Kirk:  How did those early experiences transition into a lifetime career?

John Reese:  When I went to MIT, my main interest was learning everything I could about technology and computers. As part of this interest, I joined the MIT Artificial Intelligence Laboratory, where I learned how to extract wisdom from books and incorporate that knowledge into smart computer programs. With the encouragement of one of my professors, J. Licklider, I began to think about how I might make a smart computer program to pick stocks. However, that was perhaps one of ten diverse projects that I was seriously spending time on (the others ranging from non-drug treatment of migraine headaches, to the first microprocessor-controlled system for office building HVAC systems to save energy and money, to electronic speech recognition, to a computer controlled windrower that could automatically harvest rows of grains without being ridden by a human.) I actually brought several of these projects to fruition, but the program for picking stocks ended up on my incubation list, where it was to lay dormant for many years.

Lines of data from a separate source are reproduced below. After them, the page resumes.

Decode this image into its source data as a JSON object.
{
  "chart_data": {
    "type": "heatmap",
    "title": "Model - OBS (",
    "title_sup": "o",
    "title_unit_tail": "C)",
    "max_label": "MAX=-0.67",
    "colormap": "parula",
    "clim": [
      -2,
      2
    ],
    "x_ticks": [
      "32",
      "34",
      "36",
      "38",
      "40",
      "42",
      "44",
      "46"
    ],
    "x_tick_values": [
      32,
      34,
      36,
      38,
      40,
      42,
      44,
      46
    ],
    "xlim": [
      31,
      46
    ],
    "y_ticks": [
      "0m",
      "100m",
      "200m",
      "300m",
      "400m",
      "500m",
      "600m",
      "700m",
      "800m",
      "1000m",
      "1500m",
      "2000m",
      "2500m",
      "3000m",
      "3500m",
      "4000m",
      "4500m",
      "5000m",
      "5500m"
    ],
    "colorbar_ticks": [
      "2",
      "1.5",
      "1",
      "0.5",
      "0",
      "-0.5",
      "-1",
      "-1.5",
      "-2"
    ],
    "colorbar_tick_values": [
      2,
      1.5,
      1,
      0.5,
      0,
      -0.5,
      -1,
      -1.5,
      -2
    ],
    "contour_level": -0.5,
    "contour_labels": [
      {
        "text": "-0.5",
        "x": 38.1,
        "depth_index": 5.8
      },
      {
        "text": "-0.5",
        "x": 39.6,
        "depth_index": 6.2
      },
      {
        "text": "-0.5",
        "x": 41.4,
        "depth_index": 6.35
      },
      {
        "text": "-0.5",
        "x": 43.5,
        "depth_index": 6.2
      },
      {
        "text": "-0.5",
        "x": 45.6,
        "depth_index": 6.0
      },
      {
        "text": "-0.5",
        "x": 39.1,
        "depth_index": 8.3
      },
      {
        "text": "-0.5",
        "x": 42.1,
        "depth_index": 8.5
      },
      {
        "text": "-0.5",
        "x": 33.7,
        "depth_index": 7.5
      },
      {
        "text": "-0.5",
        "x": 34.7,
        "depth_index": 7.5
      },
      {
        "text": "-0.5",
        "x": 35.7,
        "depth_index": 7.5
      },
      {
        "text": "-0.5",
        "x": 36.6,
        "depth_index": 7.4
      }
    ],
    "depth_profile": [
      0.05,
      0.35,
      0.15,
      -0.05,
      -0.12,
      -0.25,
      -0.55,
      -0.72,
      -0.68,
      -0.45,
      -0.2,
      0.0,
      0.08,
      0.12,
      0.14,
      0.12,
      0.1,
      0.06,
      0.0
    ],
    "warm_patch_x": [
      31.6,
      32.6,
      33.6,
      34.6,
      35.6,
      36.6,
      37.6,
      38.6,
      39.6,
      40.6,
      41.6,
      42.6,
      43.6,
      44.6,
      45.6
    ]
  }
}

After graduation, I went on to a career in engineering and business, getting my MBA at the Harvard Business School and working in the telecommunications and personal computer industries. I eventually founded a business focused on computer networking. It was the sale of this company many years later that retriggered my interest in the stock market - trying to figure out how to invest the cash that I received from the sale of my company. I had read many investing books, but it wasn't until I read Peter Lynch's One Up on Wall Street that I had an "aha!" moment. Here was someone with 1) a proven track record, who 2) in his book had publicly disclosed the stock-picking strategy that made him successful, and who 3) had a strategy with a substantial, clearly described quantitative portion. I thought that I could extract the wisdom from his book, and create a computer program to analyze any stock of my choice and tell me whether Peter Lynch would have a strong interest in it -- and why or why not.

This approach proved to be extremely successful and time efficient. I went on to identify more than a dozen investing legends (after reading hundreds of investing books and research papers) whose works met the three criteria I just mentioned. Then I implemented Artificial Intelligence "knowledge bases" for each one -- that is, I created computer models that evaluated stocks using each approach. So, by entering just the ticker symbol of a stock that caught my attention, I could almost instantly get the opinion of twelve investing legends on the stock.

This development happened near the beginning of the Internet era, and, with my handpicked team, I went on to offer access to these models on the Internet at Validea.com.

The extensive investing research that I had done, plus the excellent track records of stock portfolios picked by each of my AI gurus, resulted in quite a few individuals asking me to manage their money. I thus created Validea Capital Management, which, along with Validea.com, became my full-time passion and my new career.